I let the walls I had built around my vivid memories open like a chasm. I had to remember them, no matter how much it hurt.
“We went to a fair, but my mom called it a market. I remember arguing with her about it because it didn’t look like a market to me with the bright lights, music, and booths set up, but at the same time, there was something strange about it.” I still had my eyes closed and pushed myself to stay focused.
“What was strange about it?” Nessa asked.
“The smell…it smelled of sweet perfumes mixed with musky scents and something burning .” A sudden burst of smoke erupted in front of me and I let go of my mother’s hand.
“April, don’t let g
o of my hand!” Her voice echoed in my head.
Focus. I tried to stick with the memory that felt incredibly real now.

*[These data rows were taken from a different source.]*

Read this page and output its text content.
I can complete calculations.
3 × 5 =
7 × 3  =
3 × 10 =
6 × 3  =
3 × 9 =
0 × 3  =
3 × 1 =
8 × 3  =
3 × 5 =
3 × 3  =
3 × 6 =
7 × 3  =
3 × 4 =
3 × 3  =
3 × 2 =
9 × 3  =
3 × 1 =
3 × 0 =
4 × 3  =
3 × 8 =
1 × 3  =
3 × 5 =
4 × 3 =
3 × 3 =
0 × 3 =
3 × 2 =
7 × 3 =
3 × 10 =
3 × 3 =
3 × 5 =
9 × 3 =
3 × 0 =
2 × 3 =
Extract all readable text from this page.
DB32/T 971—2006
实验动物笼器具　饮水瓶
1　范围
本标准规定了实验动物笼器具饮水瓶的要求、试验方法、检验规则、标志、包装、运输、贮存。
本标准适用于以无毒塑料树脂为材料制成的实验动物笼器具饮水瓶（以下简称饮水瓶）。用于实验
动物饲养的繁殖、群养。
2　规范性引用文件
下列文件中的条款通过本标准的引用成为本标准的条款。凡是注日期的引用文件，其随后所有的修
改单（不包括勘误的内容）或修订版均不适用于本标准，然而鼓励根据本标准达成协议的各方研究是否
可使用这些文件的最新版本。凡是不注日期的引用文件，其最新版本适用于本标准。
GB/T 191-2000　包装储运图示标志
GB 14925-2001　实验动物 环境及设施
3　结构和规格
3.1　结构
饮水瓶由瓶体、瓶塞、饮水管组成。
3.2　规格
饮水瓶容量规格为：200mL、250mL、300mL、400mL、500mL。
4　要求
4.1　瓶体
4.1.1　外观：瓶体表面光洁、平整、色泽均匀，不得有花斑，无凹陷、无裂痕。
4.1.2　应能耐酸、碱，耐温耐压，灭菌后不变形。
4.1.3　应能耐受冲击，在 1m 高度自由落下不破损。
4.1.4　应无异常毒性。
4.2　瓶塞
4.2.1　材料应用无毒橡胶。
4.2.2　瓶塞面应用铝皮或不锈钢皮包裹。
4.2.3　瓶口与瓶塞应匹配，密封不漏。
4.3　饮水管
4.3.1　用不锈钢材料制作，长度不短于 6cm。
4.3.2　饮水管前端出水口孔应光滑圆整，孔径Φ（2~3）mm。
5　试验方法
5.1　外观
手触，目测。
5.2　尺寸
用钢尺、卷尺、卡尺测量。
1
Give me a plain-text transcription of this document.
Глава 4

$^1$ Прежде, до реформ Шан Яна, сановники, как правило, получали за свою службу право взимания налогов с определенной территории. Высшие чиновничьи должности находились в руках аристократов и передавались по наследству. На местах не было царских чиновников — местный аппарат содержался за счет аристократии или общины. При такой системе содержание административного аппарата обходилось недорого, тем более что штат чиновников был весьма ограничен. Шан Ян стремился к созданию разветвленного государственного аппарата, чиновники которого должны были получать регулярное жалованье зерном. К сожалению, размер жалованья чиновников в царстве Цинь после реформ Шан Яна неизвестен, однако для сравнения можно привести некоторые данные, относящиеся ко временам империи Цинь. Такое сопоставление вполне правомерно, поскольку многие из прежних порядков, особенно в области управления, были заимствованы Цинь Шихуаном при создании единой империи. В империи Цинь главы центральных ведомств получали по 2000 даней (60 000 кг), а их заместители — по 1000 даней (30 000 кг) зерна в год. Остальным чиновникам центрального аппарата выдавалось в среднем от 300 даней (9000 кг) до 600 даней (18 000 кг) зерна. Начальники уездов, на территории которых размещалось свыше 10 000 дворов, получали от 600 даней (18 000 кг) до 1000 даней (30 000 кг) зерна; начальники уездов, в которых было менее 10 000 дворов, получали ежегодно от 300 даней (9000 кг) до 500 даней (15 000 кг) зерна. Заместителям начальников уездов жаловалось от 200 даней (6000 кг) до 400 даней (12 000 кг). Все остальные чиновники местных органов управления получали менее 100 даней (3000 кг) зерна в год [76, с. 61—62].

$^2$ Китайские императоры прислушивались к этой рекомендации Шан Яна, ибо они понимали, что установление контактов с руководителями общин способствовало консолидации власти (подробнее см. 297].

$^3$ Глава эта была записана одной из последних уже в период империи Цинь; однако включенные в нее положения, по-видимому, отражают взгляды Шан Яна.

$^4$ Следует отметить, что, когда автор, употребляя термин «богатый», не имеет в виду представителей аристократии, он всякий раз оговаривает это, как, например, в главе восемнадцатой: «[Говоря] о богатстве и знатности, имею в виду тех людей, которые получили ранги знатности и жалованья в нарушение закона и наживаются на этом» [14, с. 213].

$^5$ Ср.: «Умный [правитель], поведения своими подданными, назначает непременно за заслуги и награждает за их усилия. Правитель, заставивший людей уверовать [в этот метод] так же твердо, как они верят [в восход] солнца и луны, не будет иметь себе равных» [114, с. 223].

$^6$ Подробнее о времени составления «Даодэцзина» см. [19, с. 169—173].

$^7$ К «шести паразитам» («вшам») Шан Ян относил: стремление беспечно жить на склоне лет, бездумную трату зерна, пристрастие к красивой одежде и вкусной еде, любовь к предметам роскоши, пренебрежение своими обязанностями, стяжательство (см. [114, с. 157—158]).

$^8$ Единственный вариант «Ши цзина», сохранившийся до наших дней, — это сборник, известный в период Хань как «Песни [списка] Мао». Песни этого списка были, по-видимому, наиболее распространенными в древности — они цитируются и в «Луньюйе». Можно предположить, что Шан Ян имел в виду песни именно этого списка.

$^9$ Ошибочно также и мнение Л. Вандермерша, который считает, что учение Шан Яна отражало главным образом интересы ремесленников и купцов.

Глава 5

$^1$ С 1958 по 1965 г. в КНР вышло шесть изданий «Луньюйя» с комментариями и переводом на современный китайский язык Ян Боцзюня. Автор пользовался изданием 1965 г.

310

We walked down a row of tents all with markings outside of them. They were all different colors and some had flags of bright ribbon staked outside the door. Everything here was colorful and festive with people dancing around to the constant sound of drums and flutes that filled the night air.
I breathed in that air, and it was cool. Moisture from the dew on the grass soaked through my shoes, and made my feet wet. But it didn’t bother me because I was fascinated with the wildly dressed people dancing and laughing all around us.
“Are there any rides?” I asked my mom.
“No April,” she said in a dismissive voice. “We’re here,” she said with relief.
The drape of the tent door flipped open and inside was a small, round table covered with a burgundy colored cloth. Colorful tapestries covered the walls, and shiny beads looped all around the room. The beads glistened in the light, and I found my little self was mesmerized by them.
What else was in the room?!
“Who is with you, April?” It was Seth’s voice asking.
“My mom and…a woman…large woman with a dark veil…I’m scared…don’t want to get close to her!” I felt comforting arms wrap around me.
The past and the present were colliding. I wanted to see where I was, ask questions, but the memory I was so vividly witnessing was just that—a memory.
“What is the woman’s name? What is she saying to you?” Malachi’s voice broke through my vision.
“My mom is paying her…I have to hold out my arm…and…NO!!!” I cried at the top of my lungs as my arm felt it was on fire.